やられる度に変形して強くなるタイプじゃないよね?
で、妹たちは……。
光の中でくるくる回ってるよ!
すでにネクライマーは攻撃のモーションに入っていた!
ピンチじゃん!
だからあれほど変身のタイミングには気をつけろと!
ドリルキックを封じたダルシムと思えと!
「変身可愛く登場キーック!」
変身と同時に跳び蹴りを繰り出す。
カウンタ気味に入った蹴りは、ネクライマーを転がした。
「ん?」
気配に気づいて、外輪山の側部分に顔を向け、目を凝らす。
遙か遠方。山に入ってすぐの所。
ショタか。
戦う気概は失ってなかったようだね。
「おっと!」
また地面が揺れた。小さいが揺れている時間が長い。
「レッドキューティ! 過激に登場!」
「ブルーキューティ! 華麗に登場!」
「ピンクキューティ! 可愛く登場!」
「「「マジカルキューティ! 変身完了! 悪い子は、お尻ペンペンよ!」」」
やっと変身完了か!
「こっちだこっち!」
巨大ネクライマーを押さえつけ、腹をボコっている。ちょうど抵抗と目の光りが無くなったところだ。
「とりあえずこいつ殺せ!」
「お姉ちゃんは風情が無いニュ!」
風情で戦えないだろうが!
「まあええから! チャンスに代わりあらへんから!」
レッドは現実主義者、と。
「現実を重視しましょう。ハイパー・プリンセス・デビュー・パーティよ!」
何かカチンと来るな。ブルーの言葉は。
「はい!」
妹は元気が良い! そして何より可愛いのが良い!
「「「ハイパー・プリンセス・デビュー・パーティ」」」
16色中8色使用。FM-16β並の光の洪水だ!
三人がバトンを振り下ろすと、目もくらむ鮮やかな光が螺旋を描きながら直進! ネクライマーの赤く腫れ上がった腹部に命中!
「ゲドロギャギャラァー!」
ネクライマーが浄化されていく。
「この時を待っていた」
その間にサタノダークが迫る。
マジカルキューティ、変身中に次ぐ第二の弱点。それは大技を打つ前と最中の大きな隙だ。
「偶然だな。あたしもだ」
繰り出された拳を左腕で受ける。
わずかに身体を反らして攻撃を斜め横へ流す。サタノダークの顔面にカウンターで拳を入れる。
それは読まれていたようだ。手応えが足りない。浮身の様な術でいなされたか。
直感を信じて足払いを出したら、これが上手くヒット。だが軽い。
サタノダークは縦に回転してこれをかわした。
こちらも蹴りを繰り出した勢いそのまま、もう片方の足を振った。
タイミングを外す事を優先し、バランスを崩したサタノダーク。頭から落下するも、片手倒立で受け身の代わりとする。

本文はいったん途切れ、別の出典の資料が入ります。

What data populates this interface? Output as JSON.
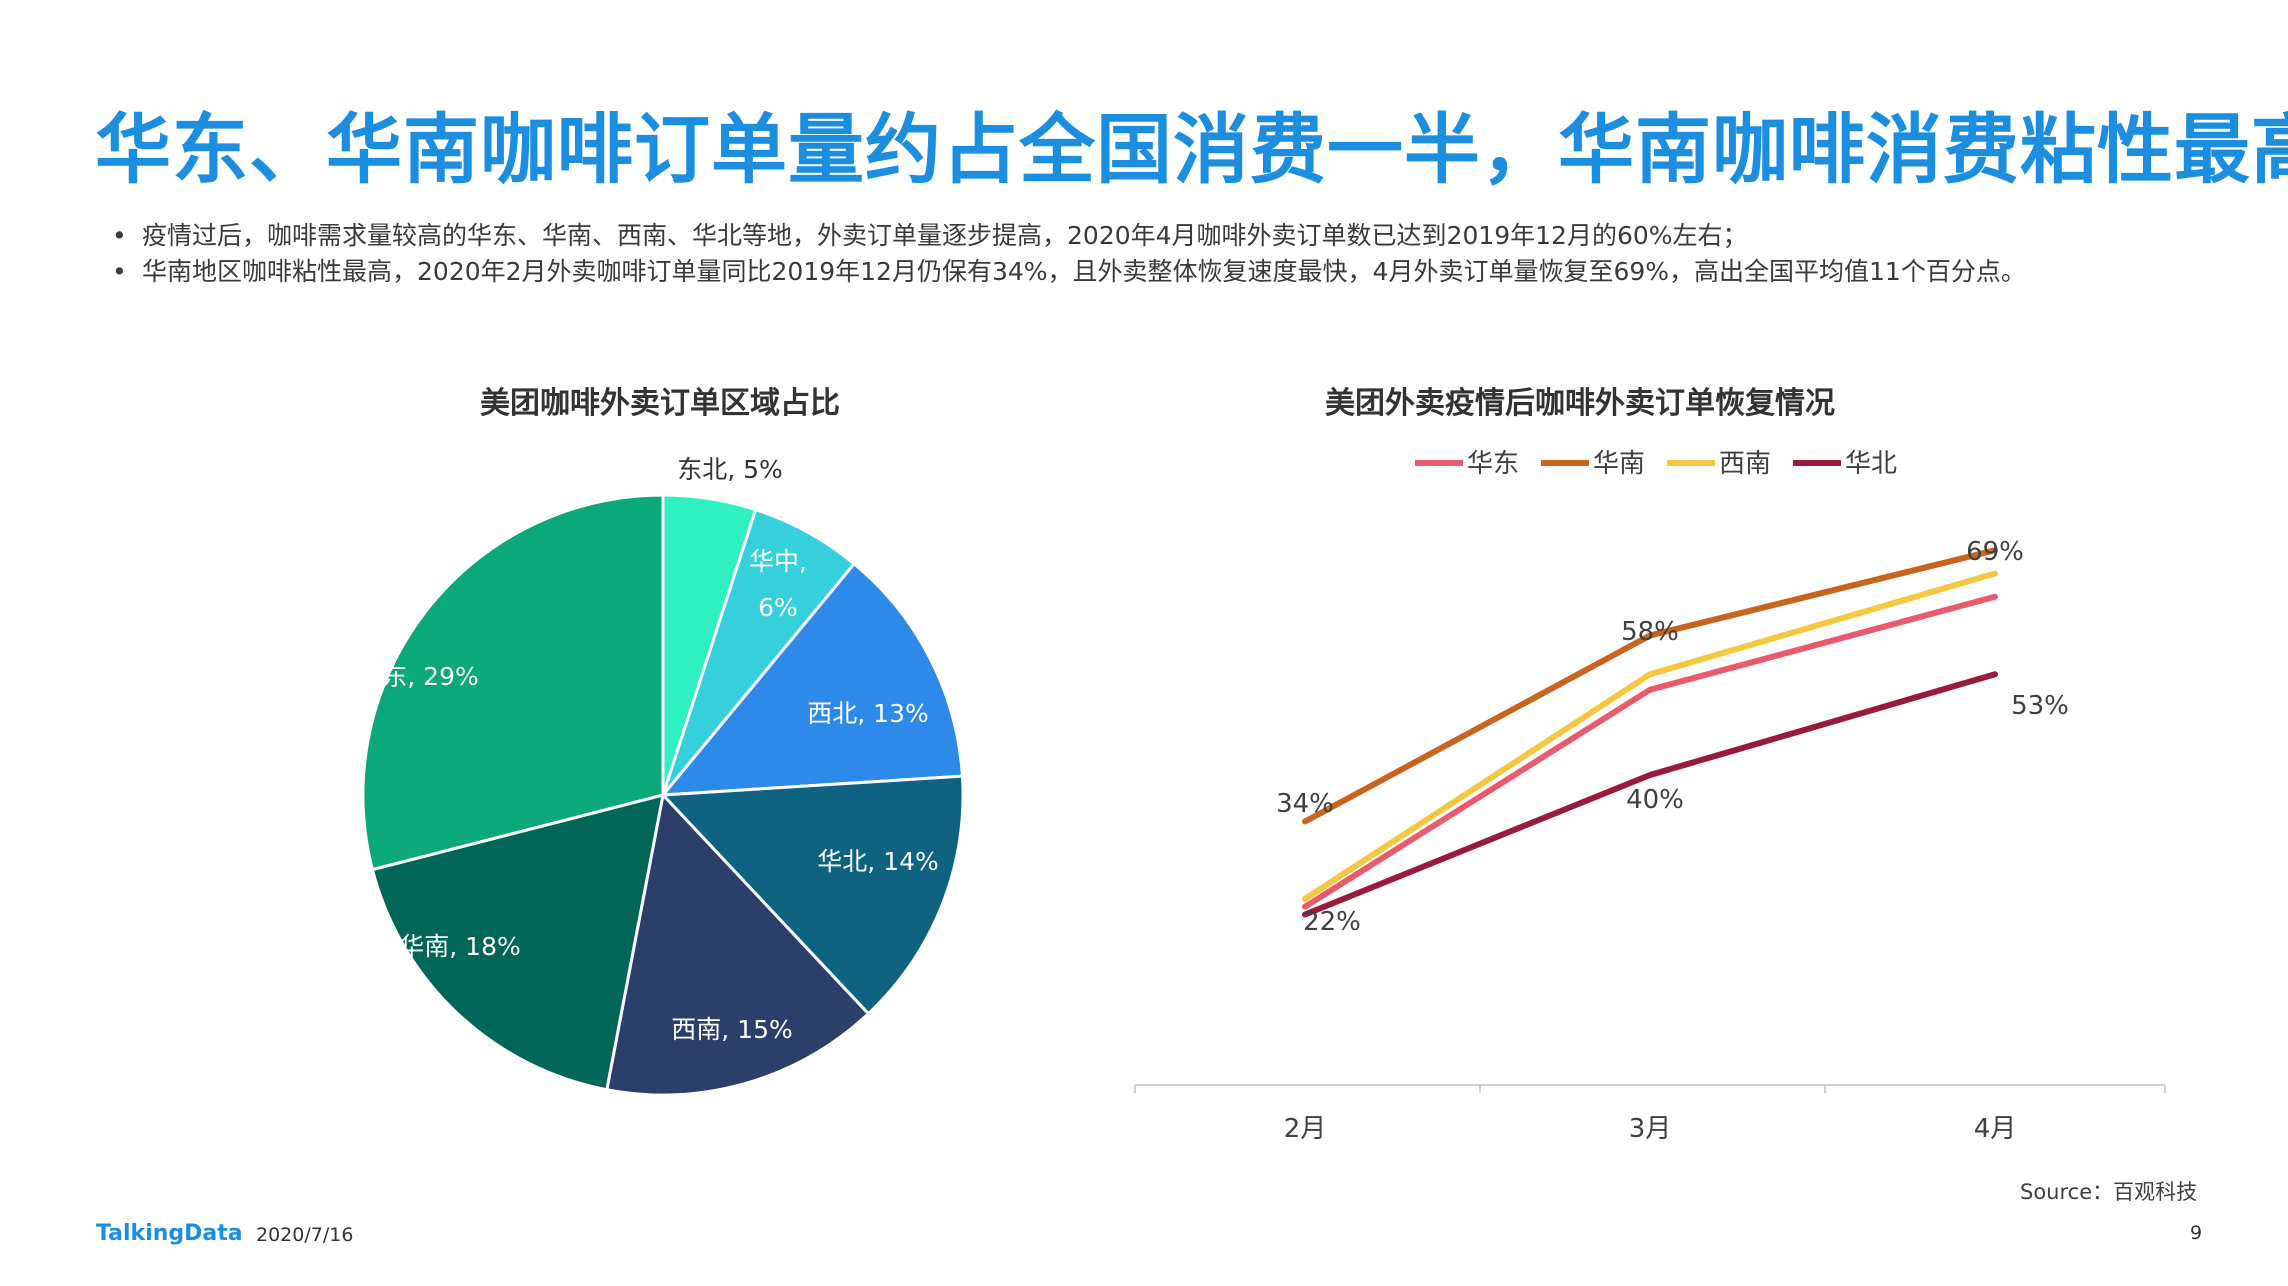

こっちが体勢を立て直し、攻撃に転じようとしたが、すでに距離を取られていた。
「なかなかやるじゃないですか、ブラックさん」
「殺気が感じられない攻撃だから、簡単にいなせる」
「殺気を出さないのはお互い様でしょう?」
サタノダークがヒョイと肩をすぼめた。
それきり、お互いの顔を見合わせたまま動かない。
「僕は、ブラックが欲しかった。僕の物にしたかった」
いきなり告白ですか!
悪の幹部らしい告白だけど、精神方面で危ない台詞だ。
「僕に従わせ、僕の側にずっと置いておきたかった。この気持ち、人間には分からないだろうなあ」
サタノダークは、あたしの目から視線を外さない。長い睫が小刻みに揺れている。
この気持ちだって?
人類にとって、そんなに難しい感情じゃ無いだろう?
それを単語で表せないと?
どうも理解できない。マーゾックといえど――
――あ、ああ! 理解した。
分からない気持ちを抱いているのは、サタノダークだったんだ!
「その感情を愛というのよ」
「愛!?」
驚いたのか、目を見開いたまま動きを止めた。呼吸も止まったかのようだ。
「まあその、愛されるって事は……アレだ……」
初告白? コクられた?
いやー、お姉ちゃん参ったな!
参ったついでに、シメておこうか。
「サタノダークは、あたしを幸せにした」
「僕が……、人を?」
これが闇の住人の光墜ちである!
「隙有りィィー!」
あたしは、膝蹴りを鳩尾にぶち込んだ。
「げふーっ!」
サタノダークは身も蓋もなく飛んでいった。